Rottnest is going plastic free AGAIN this July 2018!
This year's challenge:
Rottnest is encouraging visitors, residents and businesses to accept the Plastic Free July Challenge.
The challenge is quite simple: choose to refuse single-use plastic during July.
Single-use plastic is designed to last forever, yet every day we use it for disposable items which last a few minutes and are thrown away.
Trash 4 Treasure
How to get involved:
Workshops (30th June - 15th July 2018)
Sandy McKendrick is a true hunter and gatherer, fossicking for that unusually coloured thong or the tooth brush with the exploded bristles and remnants of ghost-nets that she melts into new sculptures. She is continually challenging herself to discover creative solutions to marine issues. Sandy creates artworks from flotsam and jetsam collected along the shores of Western Australian and the Indian Ocean Territories. The artist uses plastics, rubbers and ghost-nets that are a scourge to our precious marine life.
Sandy will be running two different types workshops over the July School Holidays:
- Calico Bag printing (7 years + and guardian will need to be present at all times with kids): Did you think you could only wear thongs on your feet? Think again, come along to this creative workshop and reuse, recycle and create your own printed calico bag out of thong stamps! Free – Limited spots, bookings required.
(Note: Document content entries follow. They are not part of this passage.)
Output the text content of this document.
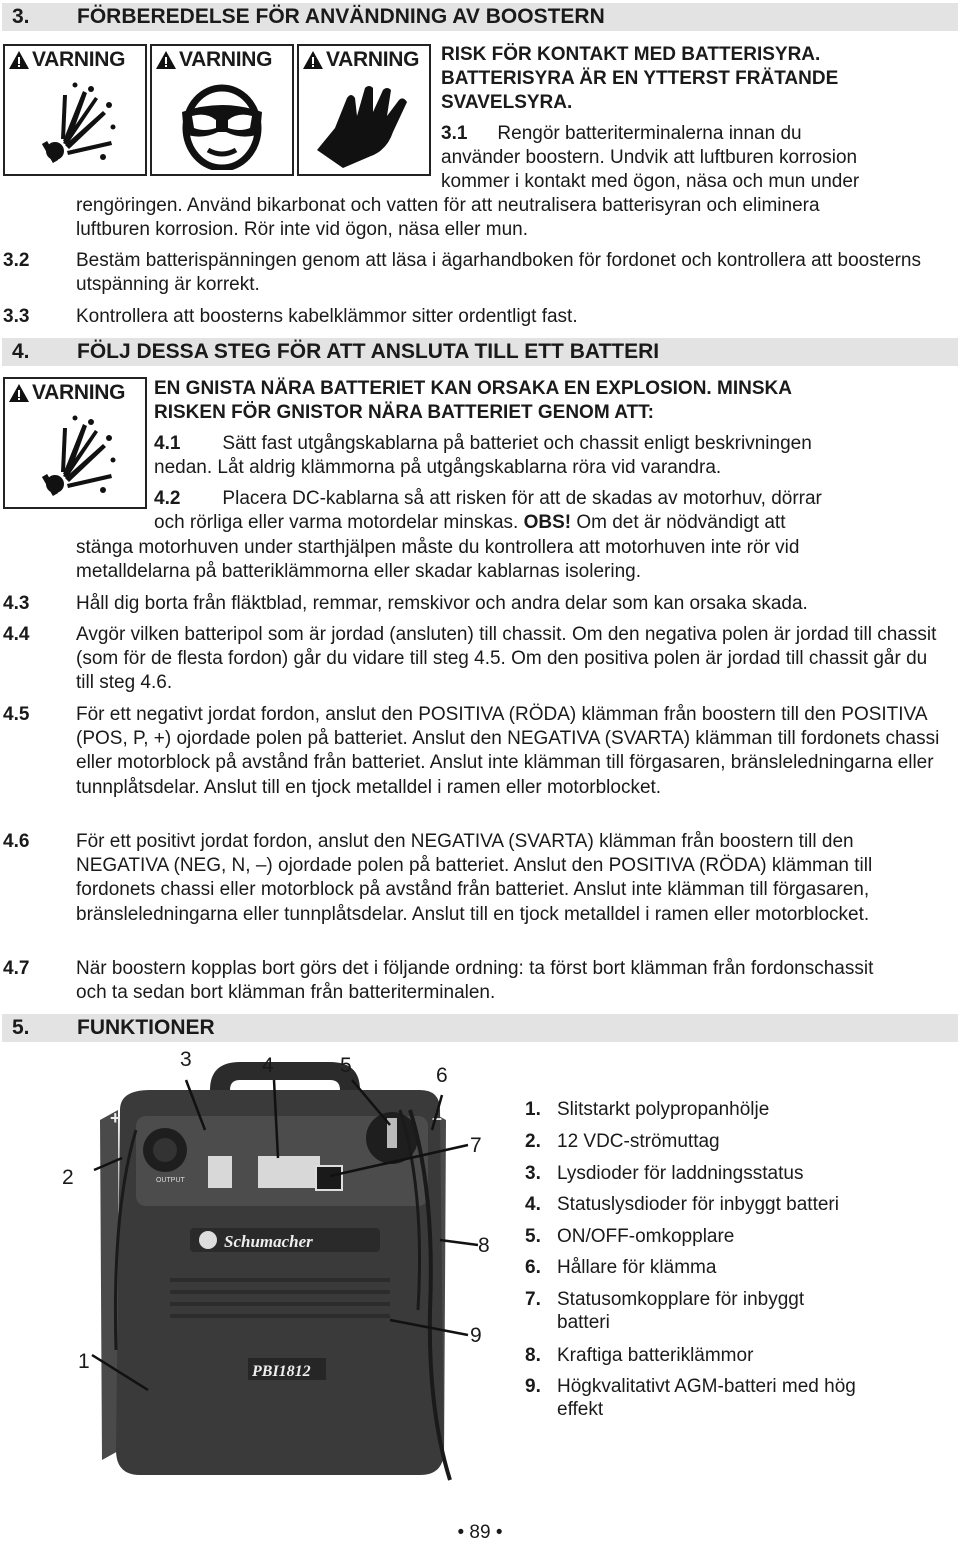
3. FÖRBEREDELSE FÖR ANVÄNDNING AV BOOSTERN
VARNING	VARNING	VARNING RISK FÖR KONTAKT MED BATTERISYRA.
BATTERISYRA ÄR EN YTTERST FRÄTANDE
SVAVELSYRA.
3.1 Rengör batteriterminalerna innan du
använder boostern. Undvik att luftburen korrosion
kommer i kontakt med ögon, näsa och mun under
rengöringen. Använd bikarbonat och vatten för att neutralisera batterisyran och eliminera
luftburen korrosion. Rör inte vid ögon, näsa eller mun.
3.2 Bestäm batterispänningen genom att läsa i ägarhandboken för fordonet och kontrollera att boosterns utspänning är korrekt.
3.3 Kontrollera att boosterns kabelklämmor sitter ordentligt fast.
4. FÖLJ DESSA STEG FÖR ATT ANSLUTA TILL ETT BATTERI
VARNING EN GNISTA NÄRA BATTERIET KAN ORSAKA EN EXPLOSION. MINSKA
RISKEN FÖR GNISTOR NÄRA BATTERIET GENOM ATT:
4.1 Sätt fast utgångskablarna på batteriet och chassit enligt beskrivningen
nedan. Låt aldrig klämmorna på utgångskablarna röra vid varandra.
4.2 Placera DC-kablarna så att risken för att de skadas av motorhuv, dörrar
och rörliga eller varma motordelar minskas. OBS! Om det är nödvändigt att
stänga motorhuven under starthjälpen måste du kontrollera att motorhuven inte rör vid
metalldelarna på batteriklämmorna eller skadar kablarnas isolering.
4.3 Håll dig borta från fläktblad, remmar, remskivor och andra delar som kan orsaka skada.
4.4 Avgör vilken batteripol som är jordad (ansluten) till chassit. Om den negativa polen är jordad till chassit (som för de flesta fordon) går du vidare till steg 4.5. Om den positiva polen är jordad till chassit går du till steg 4.6.
4.5 För ett negativt jordat fordon, anslut den POSITIVA (RÖDA) klämman från boostern till den POSITIVA (POS, P, +) ojordade polen på batteriet. Anslut den NEGATIVA (SVARTA) klämman till fordonets chassi eller motorblock på avstånd från batteriet. Anslut inte klämman till förgasaren, bränsleledningarna eller tunnplåtsdelar. Anslut till en tjock metalldel i ramen eller motorblocket.
4.6 För ett positivt jordat fordon, anslut den NEGATIVA (SVARTA) klämman från boostern till den NEGATIVA (NEG, N, –) ojordade polen på batteriet. Anslut den POSITIVA (RÖDA) klämman till fordonets chassi eller motorblock på avstånd från batteriet. Anslut inte klämman till förgasaren, bränsleledningarna eller tunnplåtsdelar. Anslut till en tjock metalldel i ramen eller motorblocket.
4.7 När boostern kopplas bort görs det i följande ordning: ta först bort klämman från fordonschassit och ta sedan bort klämman från batteriterminalen.
5. FUNKTIONER
OUTPUT
Schumacher
PBI1812
+	–
1
2
3	4	5	6
7
8
9
1. Slitstarkt polypropanhölje
2. 12 VDC-strömuttag
3. Lysdioder för laddningsstatus
4. Statuslysdioder för inbyggt batteri
5. ON/OFF-omkopplare
6. Hållare för klämma
7. Statusomkopplare för inbyggt batteri
8. Kraftiga batteriklämmor
9. Högkvalitativt AGM-batteri med hög effekt
• 89 •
- Boat Sculptures (10 years + and guardian will need to be present at all times with kids): Learn how to reuse, recycle and design amazing boat sculptures out of recycled items. Ever wondered what you can do with old milk bottles, lids and beach rubbish? Join Sandy and create a boat masterpiece! FREE - Limited spots, bookings required.
On Rottnest Island, recent storms and strong ocean currents have resulted in marine rubbish being washed up along Bickley to Strickland Bay and frequent beach clean ups indicate that plastic makes up the majority of rubbish composite. This is a hazard to our environment – especially to seabirds and marine wildlife including our precious shearwaters.
By 2050 it’s estimated there will be more plastic than fish in the world's oceans. Most comes from land and was once in our hands. Refuse single-use plastic and together let’s keep our oceans clean.
"Think about it...why would you make something that you are going to use for a few minutes out of a material that's basically going to last forever. What's up with that?" - Jeb Berrier, BagIt movie.
Plastic Free July started as a local initiative in Perth, Western Australia and has grown into a global initiative.